Havadan Kendi Suyunu Üreten Dünyanın İlk Ekoturizm Safari Tesisi
Nüshet Çamuşoğlu / nushet@ekoyapidergisi.org
Mask Architects BAOBAB Luxury Safari Resort'u Tanıtıyor
MASK Architects topluluk için özerk bir şekilde kendi yeşil enerjisini ve suyunu üreten, Afrika'da dünyanın ilk ekoturizm tesisini tasarladı. Şeffaf güneş enerjisi cihazı kaplı bölme camıyla çalışan Air To Water teknolojisi ile donatılmış. BAOBAB Luxury Safari Resort bir topluluk yerleşimi tipolojisinden ve yaşlı baobab ağacının biçiminden yararlanarak, bir kayın ağacı orman evleri kümesi olarak şekilleniyor.
Tesis kökleri doğaya dayanan, sakin bir inziva yeri yaratarak ziyaretçileri zengin çevreyle yeniden bağlantı kurmaya ve yerleşim içinde serbestçe dolaşan vahşi yaşamla etkileşime girmeye davet ediyor. Daha geniş bir restorasyon planının parçası olarak proje, yalnızca doğayla çevrili pastoral bir inziva yeri yaratmayı amaçlamakla kalmıyor, aynı zamanda mimarların Afrika'da sürdürülebilir ve ekolojik bir topluluk yaratma planının da ilk adımıdır.
Tesis suyu toplayıp yoksul topluluklara dağıtmanın yanı sıra altyapıyı, tarımı ve üretimi geliştirmeye yardımcı oluyor. Mimarlar şu şekilde ifade ediyor: "Bu proje ile amacımız lüks bir deneyimden ziyade açlık, susuzluk ve bunların neden olduğu hastalık ve ölümlerin önüne geçmek için en temel ihtiyaç olan suyu ulaşılabilir kılmak.”

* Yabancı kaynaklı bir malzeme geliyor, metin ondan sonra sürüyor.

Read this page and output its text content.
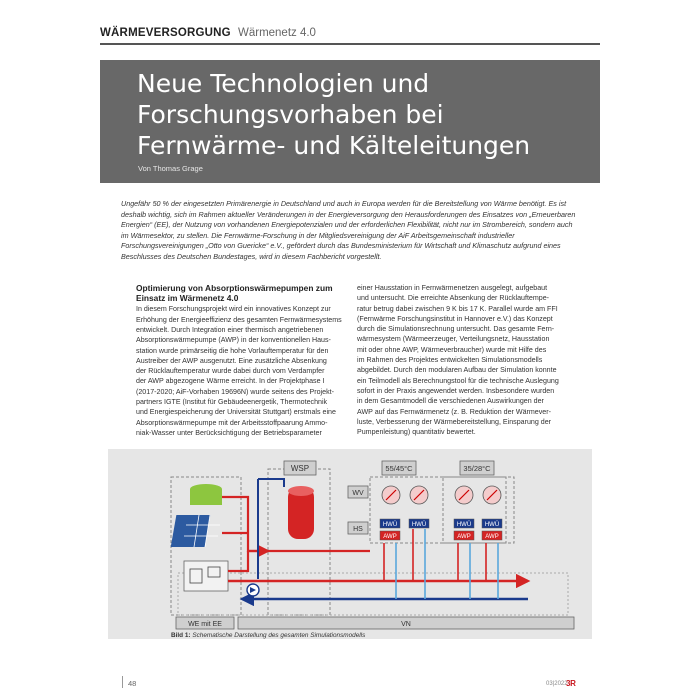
WÄRMEVERSORGUNG Wärmenetz 4.0
Neue Technologien und Forschungsvorhaben bei Fernwärme- und Kälteleitungen
Von Thomas Grage
Ungefähr 50 % der eingesetzten Primärenergie in Deutschland und auch in Europa werden für die Bereitstellung von Wärme benötigt. Es ist deshalb wichtig, sich im Rahmen aktueller Veränderungen in der Energieversorgung den Herausforderungen des Einsatzes von „Erneuerbaren Energien“ (EE), der Nutzung von vorhandenen Energiepotenzialen und der erforderlichen Flexibilität, nicht nur im Strombereich, sondern auch im Wärmesektor, zu stellen. Die Fernwärme-Forschung in der Mitgliedsvereinigung der AiF Arbeitsgemeinschaft industrieller Forschungsvereinigungen „Otto von Guericke“ e.V., gefördert durch das Bundesministerium für Wirtschaft und Klimaschutz aufgrund eines Beschlusses des Deutschen Bundestages, wird in diesem Fachbericht vorgestellt.
Optimierung von Absorptionswärmepumpen zum Einsatz im Wärmenetz 4.0

In diesem Forschungsprojekt wird ein innovatives Konzept zur
Erhöhung der Energieeffizienz des gesamten Fernwärmesystems
entwickelt. Durch Integration einer thermisch angetriebenen
Absorptionswärmepumpe (AWP) in der konventionellen Haus-
station wurde primärseitig die hohe Vorlauftemperatur für den
Austreiber der AWP ausgenutzt. Eine zusätzliche Absenkung
der Rücklauftemperatur wurde dabei durch vom Verdampfer
der AWP abgezogene Wärme erreicht. In der Projektphase I
(2017-2020; AiF-Vorhaben 19696N) wurde seitens des Projekt-
partners IGTE (Institut für Gebäudeenergetik, Thermotechnik
und Energiespeicherung der Universität Stuttgart) erstmals eine
Absorptionswärmepumpe mit der Arbeitsstoffpaarung Ammo-
niak-Wasser unter Berücksichtigung der Betriebsparameter

einer Hausstation in Fernwärmenetzen ausgelegt, aufgebaut
und untersucht. Die erreichte Absenkung der Rücklauftempe-
ratur betrug dabei zwischen 9 K bis 17 K. Parallel wurde am FFI
(Fernwärme Forschungsinstitut in Hannover e.V.) das Konzept
durch die Simulationsrechnung untersucht. Das gesamte Fern-
wärmesystem (Wärmeerzeuger, Verteilungsnetz, Hausstation
mit oder ohne AWP, Wärmeverbraucher) wurde mit Hilfe des
im Rahmen des Projektes entwickelten Simulationsmodells
abgebildet. Durch den modularen Aufbau der Simulation konnte
ein Teilmodell als Berechnungstool für die technische Auslegung
sofort in der Praxis angewendet werden. Insbesondere wurden
in dem Gesamtmodell die verschiedenen Auswirkungen der
AWP auf das Fernwärmenetz (z. B. Reduktion der Wärmever-
luste, Verbesserung der Wärmebereitstellung, Einsparung der
Pumpenleistung) quantitativ bewertet.

WSP	55/45°C	35/28°C
WV
HS
HWÜ
AWP
HWÜ	HWÜ
AWP
HWÜ
AWP
WE mit EE	VN
Bild 1: Schematische Darstellung des gesamten Simulationsmodells
48	03|2022
3R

Yeşil Elektrik ve Suyu Üretmek
Uluslararası firma MASK Architects, tarih öncesi baobab ağacından ilham alarak lüks bir safari kampı deneyimi yaratırken, yeşil ve çevre dostu olacak şekilde BAOBAB Safari Lodges'u tasarladı. Yerel malzemeleri kullanan ve yerel kültürü sergileyen safari, lüks bir kamp ve turizm deneyimi olarak yeniden tasarlanan uzak topluluk yerleşimlerini yansıtır.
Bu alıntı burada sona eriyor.